Rostock – Ab 1. Juni 2026 werden dafür 55 statt bisher 20 Euro anfallen. Durch die Erhöhung sollen städtische Grünanlagen besser geschützt und die Einhaltung der Grünflächensatzung konsequenter durchgesetzt werden.
„Öffentliche Grünflächen erfüllen eine wichtige Funktion für das Stadtklima, die Biodiversität und die Lebensqualität der Menschen in unserer Stadt. Illegales Parken führt regelmäßig zu erheblichen Schäden an Vegetation und Bodenstruktur und beeinträchtigt die Nutzung der Flächen durch die Allgemeinheit“, unterstreicht Dr.

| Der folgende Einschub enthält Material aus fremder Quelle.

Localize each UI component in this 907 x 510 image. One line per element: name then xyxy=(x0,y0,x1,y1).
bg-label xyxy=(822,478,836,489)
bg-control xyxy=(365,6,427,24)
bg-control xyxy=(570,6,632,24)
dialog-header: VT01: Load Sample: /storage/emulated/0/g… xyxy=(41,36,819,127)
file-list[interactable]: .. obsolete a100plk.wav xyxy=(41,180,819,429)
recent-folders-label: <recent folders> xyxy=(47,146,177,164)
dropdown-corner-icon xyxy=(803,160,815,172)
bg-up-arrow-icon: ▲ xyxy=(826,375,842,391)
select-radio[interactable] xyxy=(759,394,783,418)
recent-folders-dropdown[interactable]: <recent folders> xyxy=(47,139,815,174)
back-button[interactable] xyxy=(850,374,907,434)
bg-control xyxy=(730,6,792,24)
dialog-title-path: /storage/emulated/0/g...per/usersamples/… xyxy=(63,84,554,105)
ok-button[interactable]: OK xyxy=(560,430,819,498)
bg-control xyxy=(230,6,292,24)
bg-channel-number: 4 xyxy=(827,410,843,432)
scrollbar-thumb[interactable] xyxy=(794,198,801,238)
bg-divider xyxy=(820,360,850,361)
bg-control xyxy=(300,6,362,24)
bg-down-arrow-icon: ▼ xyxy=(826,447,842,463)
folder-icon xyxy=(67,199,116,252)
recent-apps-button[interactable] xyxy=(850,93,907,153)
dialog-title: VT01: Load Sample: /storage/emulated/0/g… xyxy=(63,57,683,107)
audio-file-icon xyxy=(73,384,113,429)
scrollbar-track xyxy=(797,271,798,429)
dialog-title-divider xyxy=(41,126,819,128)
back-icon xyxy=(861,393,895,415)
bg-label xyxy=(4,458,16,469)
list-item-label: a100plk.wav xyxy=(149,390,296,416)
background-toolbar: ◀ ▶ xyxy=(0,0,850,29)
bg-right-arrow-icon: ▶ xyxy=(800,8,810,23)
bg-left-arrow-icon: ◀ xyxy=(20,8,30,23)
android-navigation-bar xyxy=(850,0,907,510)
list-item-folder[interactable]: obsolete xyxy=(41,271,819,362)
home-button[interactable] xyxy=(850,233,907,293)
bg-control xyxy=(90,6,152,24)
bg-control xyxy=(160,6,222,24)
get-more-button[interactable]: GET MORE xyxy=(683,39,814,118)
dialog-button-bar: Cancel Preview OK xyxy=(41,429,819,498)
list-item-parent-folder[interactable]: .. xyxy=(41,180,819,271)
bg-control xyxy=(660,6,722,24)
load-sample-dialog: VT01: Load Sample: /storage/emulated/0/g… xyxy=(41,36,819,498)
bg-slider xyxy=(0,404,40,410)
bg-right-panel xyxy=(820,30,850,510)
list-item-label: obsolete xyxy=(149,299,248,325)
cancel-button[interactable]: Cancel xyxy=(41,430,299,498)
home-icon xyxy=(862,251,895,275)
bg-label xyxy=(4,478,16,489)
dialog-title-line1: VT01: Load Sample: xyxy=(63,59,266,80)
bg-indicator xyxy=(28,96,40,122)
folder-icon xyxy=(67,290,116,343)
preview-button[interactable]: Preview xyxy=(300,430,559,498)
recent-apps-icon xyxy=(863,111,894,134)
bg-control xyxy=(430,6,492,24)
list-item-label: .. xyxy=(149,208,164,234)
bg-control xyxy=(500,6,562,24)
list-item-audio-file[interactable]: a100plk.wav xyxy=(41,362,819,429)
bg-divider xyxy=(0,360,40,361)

Ute Fischer-Gäde, Senatorin für Stadtplanung, Bau, Klimaschutz und Mobilität.
Mit der Anhebung der Verwarnungsgelder soll das Bewusstsein für den verantwortungsvollen Umgang mit öffentlichen Flächen geschärft werden. Die Anhebung erfolgt auf Basis der § 4 Abs. 1 Nr. 10 und § 11 der Grünflächensatzung der Hanse- und Universitätsstadt Rostock, § 2 und 5 der Kommunalverfassung MV sowie des §56 Abs. 1 und 2 des Ordnungswidrigkeitengesetzes. Die neuen Sätze treten ab dem 1.6.2026 in Kraft und gelten für alle Verstöße im Stadtgebiet.
Im Durchschnitt der beiden vergangenen Jahre mussten jeweils etwa 3.000-mal Verwarn- und Bußgelder verhängt werden. Solche Verwarngelder zu umgehen ist ganz einfach, indem zum Halten und Parken nur öffentlich ausgewiesene Parkflächen genutzt werden.